Reconstitution d'une prise de repas en Asie, accompagné d'une vidéo montrant la gestuelle © ML
Le dernier espace de l’exposition, consacré à l’impact environnemental de notre alimentation, se différencie encore des deux autres par des volumes plus stylisés et des couleurs beaucoup plus claires. Le graphisme y est impactant, particulièrement dans la dernière salle où de grandes toiles blanches s’élèvent en forme d’arbres dont la couronne s’étend au-dessus de chaque module et sur lesquels des dessins d’animaux tracés en noir s’enchevêtrent sans se mêler, rappelant le feuillage.

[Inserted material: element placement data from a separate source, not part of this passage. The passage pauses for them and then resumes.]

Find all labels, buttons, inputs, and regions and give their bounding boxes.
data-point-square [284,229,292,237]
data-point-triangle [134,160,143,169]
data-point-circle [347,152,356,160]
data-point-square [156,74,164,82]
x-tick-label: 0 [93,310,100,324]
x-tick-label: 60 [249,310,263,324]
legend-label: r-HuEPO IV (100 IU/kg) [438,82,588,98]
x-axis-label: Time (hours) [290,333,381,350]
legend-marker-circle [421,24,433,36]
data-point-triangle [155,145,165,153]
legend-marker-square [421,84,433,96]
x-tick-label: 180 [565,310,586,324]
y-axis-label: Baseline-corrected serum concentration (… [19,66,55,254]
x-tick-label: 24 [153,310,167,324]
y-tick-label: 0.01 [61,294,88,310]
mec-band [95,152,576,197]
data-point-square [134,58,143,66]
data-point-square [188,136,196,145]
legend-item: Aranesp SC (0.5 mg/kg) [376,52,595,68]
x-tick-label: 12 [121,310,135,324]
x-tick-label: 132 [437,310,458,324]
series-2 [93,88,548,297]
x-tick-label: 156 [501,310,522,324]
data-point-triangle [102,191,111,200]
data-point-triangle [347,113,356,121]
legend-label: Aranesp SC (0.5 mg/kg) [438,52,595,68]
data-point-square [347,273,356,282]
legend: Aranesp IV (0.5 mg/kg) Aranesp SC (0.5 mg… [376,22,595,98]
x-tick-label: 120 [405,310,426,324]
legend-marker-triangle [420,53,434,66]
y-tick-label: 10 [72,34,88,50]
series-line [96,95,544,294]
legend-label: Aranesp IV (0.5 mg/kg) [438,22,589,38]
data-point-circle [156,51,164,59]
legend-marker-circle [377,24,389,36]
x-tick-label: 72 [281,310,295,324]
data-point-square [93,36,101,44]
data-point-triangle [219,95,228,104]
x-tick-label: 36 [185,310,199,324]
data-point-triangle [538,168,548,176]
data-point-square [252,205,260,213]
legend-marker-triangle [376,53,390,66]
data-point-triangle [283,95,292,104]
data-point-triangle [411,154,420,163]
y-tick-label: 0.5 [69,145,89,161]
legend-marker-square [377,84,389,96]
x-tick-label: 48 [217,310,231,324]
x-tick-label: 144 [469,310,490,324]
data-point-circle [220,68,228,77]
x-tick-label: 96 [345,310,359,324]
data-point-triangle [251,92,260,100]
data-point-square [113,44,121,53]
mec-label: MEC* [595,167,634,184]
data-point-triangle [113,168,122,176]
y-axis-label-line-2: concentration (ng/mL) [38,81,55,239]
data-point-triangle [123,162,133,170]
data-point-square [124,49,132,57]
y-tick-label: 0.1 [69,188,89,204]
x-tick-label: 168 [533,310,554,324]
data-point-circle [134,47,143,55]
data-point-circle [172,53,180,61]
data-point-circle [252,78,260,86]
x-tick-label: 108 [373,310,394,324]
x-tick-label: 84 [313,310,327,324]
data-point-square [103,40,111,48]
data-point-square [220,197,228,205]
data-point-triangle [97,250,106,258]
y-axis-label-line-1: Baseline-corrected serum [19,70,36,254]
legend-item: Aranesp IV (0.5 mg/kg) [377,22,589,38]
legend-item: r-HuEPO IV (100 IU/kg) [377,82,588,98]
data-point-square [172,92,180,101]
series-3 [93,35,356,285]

Dernière partie de l'exposition portant sur les risques liés à la production agro-alimentaire sur l'environnement et la santé © ML
Les choix scénographiques ont su mettre en valeur chaque espace en relation avec les thèmes qui y sont traités. Quant aux variations de mobilier, d’éclairage et de couleurs entre chacun des trois grands espaces qui conforment l’exposition, celles-ci semblent correspondre à une volonté de bouleverser la scénographie pour faire évoluer le visiteur dans le temps, de l’obscurité vers la lumière, pour aboutir à la fin du parcours à cette remise en question de ses pratiques et à s’interroger sur l’avenir. Trois ambiances différentes qui contribuent à créer des ruptures dans le discours pour modifier notre perception tout au long du parcours, puisque tout changement, tout apprentissage requiert en définitive une rupture.
Des médiations au goût du jour
Par ailleurs, l’exposition propose un large panel de médiation allant de l’espace d’écoute relaxant au multimédia ludique. Dès la première salle, un module propose d’écouter, confortablement assis dans des canapés rouges, l’épisode de la madeleine de Marcel Proust, narrée par une voix off, offrant un intermède poétique reposant avant d’aborder la suite.
Alcôve dans la première partie de l'exposition diffusant l'épisode de la "Madeleine" de Marcel Proust © ML
Un autre dispositif à retenir est sans doute l’écran interactif situé avant l’espace de transition qui conduit à la deuxième partie de l’exposition. Les questions complexes liées à notre alimentation, matières de controverse, y sont traitées. C’est le cas de la condition animale, les interdits alimentaires et la consommation d’insectes comme une nouvelle alternative, en s’appuyant sur des contenus vidéo, audio et photographique.
Dans le dernier espace, chaque module propose des contenus audio et vidéo supplémentaires, ainsi que des témoignages et des interviews.
Présentation de l'un des éléments scénographiques du décor de la dernière partie de l'exposition © Camille Fromager
D’une manière générale, l’exposition explore avec humour et inventivité l’humain à travers ses pratiques de consommation alimentaires actuelles et leur impact environnemental, pour mieux comprendre au bout du compte ce qui est en jeu : notre avenir. Les choix scénographiques surprenants, intrigants, parfois dérangeants, maintiennent l’illusion du changement en rendant tout à la fois l’immersion possible. Un seul regret pour les gourmands attirés par le thème de la nourriture, où est passé le côté sensoriel ? Le goût n’aura pas été mis à l’honneur cette fois-ci.